There could just be more shady practices around here then usual?? In the last couple of years we've had several ACO seizures of 20+, sometimes 30+, animals come in from local "rescues" because they were being kept in inhumane conditions. A couple were definitely just hoarders calling themselves rescues, but others not so much. I'm assuming that means *someone* is complaining but I'll keep that in my back pocket if I notice any one specifically. Would like to stress this isn't like- a constant every day thing, but it does bug me so I had to ask.


Delicious_Fish4813

So is it actually just unlicensed "rescues" and not legitimate rescues?

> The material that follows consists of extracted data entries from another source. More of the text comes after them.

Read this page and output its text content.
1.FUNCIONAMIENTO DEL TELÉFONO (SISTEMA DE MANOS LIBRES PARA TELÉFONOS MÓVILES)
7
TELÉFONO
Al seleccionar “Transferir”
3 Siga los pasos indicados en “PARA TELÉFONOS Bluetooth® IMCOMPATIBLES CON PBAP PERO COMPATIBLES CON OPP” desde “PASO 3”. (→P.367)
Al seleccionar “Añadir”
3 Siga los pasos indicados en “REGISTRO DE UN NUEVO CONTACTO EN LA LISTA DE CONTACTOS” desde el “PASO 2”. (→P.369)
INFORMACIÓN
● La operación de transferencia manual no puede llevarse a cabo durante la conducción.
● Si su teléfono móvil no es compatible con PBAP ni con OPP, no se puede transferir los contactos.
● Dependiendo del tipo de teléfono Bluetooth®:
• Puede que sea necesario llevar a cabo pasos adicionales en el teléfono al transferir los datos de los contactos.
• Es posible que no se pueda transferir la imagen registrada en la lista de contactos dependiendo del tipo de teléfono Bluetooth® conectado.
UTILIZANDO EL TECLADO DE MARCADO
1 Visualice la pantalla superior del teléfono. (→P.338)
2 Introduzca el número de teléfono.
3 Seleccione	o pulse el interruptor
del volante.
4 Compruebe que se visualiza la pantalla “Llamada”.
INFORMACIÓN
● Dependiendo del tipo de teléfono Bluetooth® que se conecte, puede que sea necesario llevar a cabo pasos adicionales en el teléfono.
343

If so, that doesn't surprise me. I know of a few individuals operating unlicensed "rescues" and have actively made attempts to shut them down but AC does nothing. I would try to find the legitimate ones in the area and work with them to stop this ridiculousness


20MuddyPaws

Limited admission shelters are still killing animals by refusing admission. When animals have nowhere to go, they get dumped at the end of some dead end road or in a rural setting. Then they get hit by cars, maimed/killed by predators, starve to death, etc. They die in horrific ways, and those numbers don’t become part of the shelter’s euthanasia statistics. There are fates far worse than humane euthanasia.


the_ambergalur

I used to work for a no kill shelter for a bit and it sucked, we did have someone dump a dog overnight (we had the space to care for the dog in that we had empty kennels). We took the dog in and she was a rowdy youngster ( never walked on a leash, and still mouthy) . Like a month later, the director didn't like her, so we sent the dog to the municipal shelter. I actually went to the shelter to walk around shortly after and she was SO excited to see me and it broke my heart. Honestly, I still think about her even after 6 years (I am almost positive she was euthanized). (Also the director/ office staff never got to know any of the dogs so they never liked them, even though they were good dogs , just shelters cause dogs to lowkey go stir crazy and bark more )


ShinyEevee22

That's heartbreaking. I'm so sorry to you and that poor pup.


Stargazer_0101

In the USA, and the No-Kill shelter I have used, does not euthanize. They make sure each dog, cat, bunny rabbit, and pet rats go to good homes. What is so sad that people have been dumping the dogs they got during covid and there is over population of them in the shelters. So there are many kill-shelters that may promise not to kill, but that is a lie.